Sacrificing for Your Faith

It's the celebration of Christ the King yesterday. As a part of the documentation team of our parish, I was out there taking pictures with three other friends. The event marks the end of the liturgical year, and is thus an event to celebrate for Catholics. If you ask me, it really is a moment I always get excited for. I get to take a lot of pictures and run around like crazy without anyone telling me off, simply because I wear the uniform.

Taking photos and creating designs for parochial events had long been my form of service. I thought that I wanted to do for the church what I think I do best; hence, this status. For all this time, I have convinced myself that this is how I practice my faith. I always tell God that I do this so He would constantly hear my prayers.

But yesterday, I was made to question such belief by one person.


I don't know him. I might have seen him around the church already but I don't know him at all. But as we were at the first station, I saw him behind the honor guards from Knights of Columbus and was following closely the priests carrying the monstrance. He wasn't singing along when I first noticed him. He was actually murmuring what seemed to be prayers while with that seemingly crying face on. I must admit I didn't pay that much attention, believing that maybe he was just, you know, exaggerating his emotions. And so I left.



I forgot about the man until my next encounter with him. We were already at the outdoor altar of the parish and I was standing with a friend behind the altar servers when he suddenly came up and stood beside me holding a candle. 




It would have been another normal incident if only I didn't notice the state of the candle. It was no more than an inch already, and he was holding it with both hands. Melted wax were dropping in his fingers and he didn't seem to mind. I looked at his face again and noticed how concentrated he seemed, his stares were directed at whatever was happening in the altar.
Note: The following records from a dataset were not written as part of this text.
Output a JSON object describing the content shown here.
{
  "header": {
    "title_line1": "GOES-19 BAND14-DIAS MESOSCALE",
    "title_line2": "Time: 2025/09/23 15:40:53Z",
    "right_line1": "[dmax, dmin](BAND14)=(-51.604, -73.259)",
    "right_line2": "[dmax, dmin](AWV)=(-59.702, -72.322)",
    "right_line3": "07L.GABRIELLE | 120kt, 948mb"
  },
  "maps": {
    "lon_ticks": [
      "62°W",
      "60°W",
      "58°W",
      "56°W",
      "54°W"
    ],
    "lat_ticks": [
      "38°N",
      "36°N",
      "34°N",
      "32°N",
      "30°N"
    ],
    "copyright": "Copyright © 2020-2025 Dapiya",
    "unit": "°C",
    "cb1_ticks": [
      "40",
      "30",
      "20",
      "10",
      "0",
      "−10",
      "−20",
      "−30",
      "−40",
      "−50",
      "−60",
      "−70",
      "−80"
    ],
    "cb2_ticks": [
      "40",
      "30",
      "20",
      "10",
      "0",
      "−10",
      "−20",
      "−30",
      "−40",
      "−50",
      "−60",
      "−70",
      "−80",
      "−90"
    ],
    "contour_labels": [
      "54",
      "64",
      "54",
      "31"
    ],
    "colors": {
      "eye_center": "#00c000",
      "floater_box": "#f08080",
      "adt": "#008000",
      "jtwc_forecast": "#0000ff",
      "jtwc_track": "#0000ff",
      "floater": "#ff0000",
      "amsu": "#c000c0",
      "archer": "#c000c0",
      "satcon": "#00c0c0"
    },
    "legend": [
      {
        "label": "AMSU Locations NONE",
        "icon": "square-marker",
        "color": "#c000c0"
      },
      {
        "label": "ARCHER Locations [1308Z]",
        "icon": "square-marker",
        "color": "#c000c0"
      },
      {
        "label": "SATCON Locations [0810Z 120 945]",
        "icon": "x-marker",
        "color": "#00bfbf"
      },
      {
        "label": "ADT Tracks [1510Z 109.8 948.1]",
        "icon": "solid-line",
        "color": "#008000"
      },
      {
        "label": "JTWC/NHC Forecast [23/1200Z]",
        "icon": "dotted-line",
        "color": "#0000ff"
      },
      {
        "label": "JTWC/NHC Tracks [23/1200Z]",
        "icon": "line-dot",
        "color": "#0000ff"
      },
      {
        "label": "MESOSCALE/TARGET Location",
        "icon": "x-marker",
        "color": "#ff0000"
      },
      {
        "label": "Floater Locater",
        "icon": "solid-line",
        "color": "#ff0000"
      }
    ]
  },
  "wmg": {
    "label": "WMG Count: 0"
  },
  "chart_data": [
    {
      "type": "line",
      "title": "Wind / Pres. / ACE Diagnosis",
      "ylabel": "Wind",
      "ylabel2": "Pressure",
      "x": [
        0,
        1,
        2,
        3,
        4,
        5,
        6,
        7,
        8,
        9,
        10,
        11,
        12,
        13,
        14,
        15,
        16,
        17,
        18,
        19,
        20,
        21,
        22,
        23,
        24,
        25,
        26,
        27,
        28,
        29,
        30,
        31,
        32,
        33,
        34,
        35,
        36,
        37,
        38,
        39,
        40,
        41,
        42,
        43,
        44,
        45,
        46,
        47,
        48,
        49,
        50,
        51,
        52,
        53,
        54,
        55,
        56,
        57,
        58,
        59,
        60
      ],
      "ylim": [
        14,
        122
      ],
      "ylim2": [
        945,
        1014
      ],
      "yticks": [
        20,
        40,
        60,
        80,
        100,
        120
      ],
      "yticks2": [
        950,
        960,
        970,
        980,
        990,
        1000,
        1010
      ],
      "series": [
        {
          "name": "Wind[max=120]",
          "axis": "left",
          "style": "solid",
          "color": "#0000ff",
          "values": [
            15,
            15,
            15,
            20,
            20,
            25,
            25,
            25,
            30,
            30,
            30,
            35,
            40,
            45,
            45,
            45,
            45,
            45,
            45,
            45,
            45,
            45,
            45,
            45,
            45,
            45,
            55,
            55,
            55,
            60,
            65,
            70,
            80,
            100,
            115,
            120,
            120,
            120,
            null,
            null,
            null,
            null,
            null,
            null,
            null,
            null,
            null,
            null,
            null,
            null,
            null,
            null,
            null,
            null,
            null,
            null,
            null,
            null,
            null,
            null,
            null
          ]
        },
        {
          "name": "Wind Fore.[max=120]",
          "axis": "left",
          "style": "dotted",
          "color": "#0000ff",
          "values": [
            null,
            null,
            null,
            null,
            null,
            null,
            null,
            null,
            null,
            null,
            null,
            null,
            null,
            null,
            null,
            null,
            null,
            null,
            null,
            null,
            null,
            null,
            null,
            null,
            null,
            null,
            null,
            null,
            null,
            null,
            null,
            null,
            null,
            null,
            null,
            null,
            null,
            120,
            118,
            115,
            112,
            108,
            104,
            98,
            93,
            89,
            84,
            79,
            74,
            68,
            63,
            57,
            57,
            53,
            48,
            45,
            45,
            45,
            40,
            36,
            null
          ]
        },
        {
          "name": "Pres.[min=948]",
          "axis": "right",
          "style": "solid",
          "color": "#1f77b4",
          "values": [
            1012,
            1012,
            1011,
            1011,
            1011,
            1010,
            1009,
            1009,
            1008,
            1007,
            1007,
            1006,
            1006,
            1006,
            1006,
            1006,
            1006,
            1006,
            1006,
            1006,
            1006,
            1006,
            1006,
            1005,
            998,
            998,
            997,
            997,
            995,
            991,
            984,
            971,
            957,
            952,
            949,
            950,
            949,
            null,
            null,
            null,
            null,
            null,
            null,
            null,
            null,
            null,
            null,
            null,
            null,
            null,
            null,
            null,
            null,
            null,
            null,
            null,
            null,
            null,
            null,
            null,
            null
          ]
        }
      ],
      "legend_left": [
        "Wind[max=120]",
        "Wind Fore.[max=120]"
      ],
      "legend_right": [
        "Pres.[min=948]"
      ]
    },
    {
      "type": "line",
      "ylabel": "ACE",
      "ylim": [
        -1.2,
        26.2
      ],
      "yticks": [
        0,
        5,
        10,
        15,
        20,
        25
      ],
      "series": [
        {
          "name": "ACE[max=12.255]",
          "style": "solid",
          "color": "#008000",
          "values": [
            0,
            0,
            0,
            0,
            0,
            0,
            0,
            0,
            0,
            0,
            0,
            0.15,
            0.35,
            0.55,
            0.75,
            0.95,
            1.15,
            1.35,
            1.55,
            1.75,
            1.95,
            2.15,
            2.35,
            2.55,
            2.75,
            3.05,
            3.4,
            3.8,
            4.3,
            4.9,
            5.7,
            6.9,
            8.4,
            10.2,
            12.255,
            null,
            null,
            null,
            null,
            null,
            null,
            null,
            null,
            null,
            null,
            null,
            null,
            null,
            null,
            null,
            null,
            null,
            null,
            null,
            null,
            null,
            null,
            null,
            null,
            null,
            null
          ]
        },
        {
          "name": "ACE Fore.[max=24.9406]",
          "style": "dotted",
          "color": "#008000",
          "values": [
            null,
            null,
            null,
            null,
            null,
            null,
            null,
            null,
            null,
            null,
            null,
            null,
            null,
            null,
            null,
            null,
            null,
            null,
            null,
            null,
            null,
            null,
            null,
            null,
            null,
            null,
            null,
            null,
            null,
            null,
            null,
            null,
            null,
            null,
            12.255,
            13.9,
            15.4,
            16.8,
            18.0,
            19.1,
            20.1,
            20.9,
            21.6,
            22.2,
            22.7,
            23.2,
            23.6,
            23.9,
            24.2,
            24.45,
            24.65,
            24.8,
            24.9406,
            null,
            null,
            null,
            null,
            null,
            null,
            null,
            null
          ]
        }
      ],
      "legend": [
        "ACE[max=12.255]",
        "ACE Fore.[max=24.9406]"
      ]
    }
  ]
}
And then I felt my heartstrings tugged.


As the image of him kneeling in wet concrete while everybody else were standing - holding his candle like it's the most precious thing in the world - sank in, I began questioning myself what am I doing with my life. Melted wax dropping on your bare skin is never not painful so I thought he was doing a certain sacrifice, perhaps for a request.

To be honest, I felt shamed and embarrassed. As I stood behind him, I felt so little. I wondered how small my kinds of sacrifices are compared to this man's whenever I ask God for something. For how many times in the past, I always compromise my 'service' to the parish just so He would grant my wishes. Looking at the man in the picture, I felt like what I am doing is nothing.


I know that there is no need to compare when it comes to sacrifices for our faith. But I just want everyone to see that in life, sacrifices should be sacrifices. It means if we want something to happen and we're willing to sacrifice for it, then we should at least do something we're not used to.

I'm not saying it should be uncomfortable or humiliating. That's not how it is. The gauge is it should be something you don't always do. It should at least give you a limit. For example, if you're regularly spending 2,000php for your shopping trips every month, sacrificing means cutting it off to 1,000php and just intend the remaining half to charity works. You get what I mean?

Forgive me. I don't mean to dictate. It's just that I realized that we all have to learn the give-and-take process with God. And perhaps, we also could just ask ourselves what kind of sacrifices do we do for God?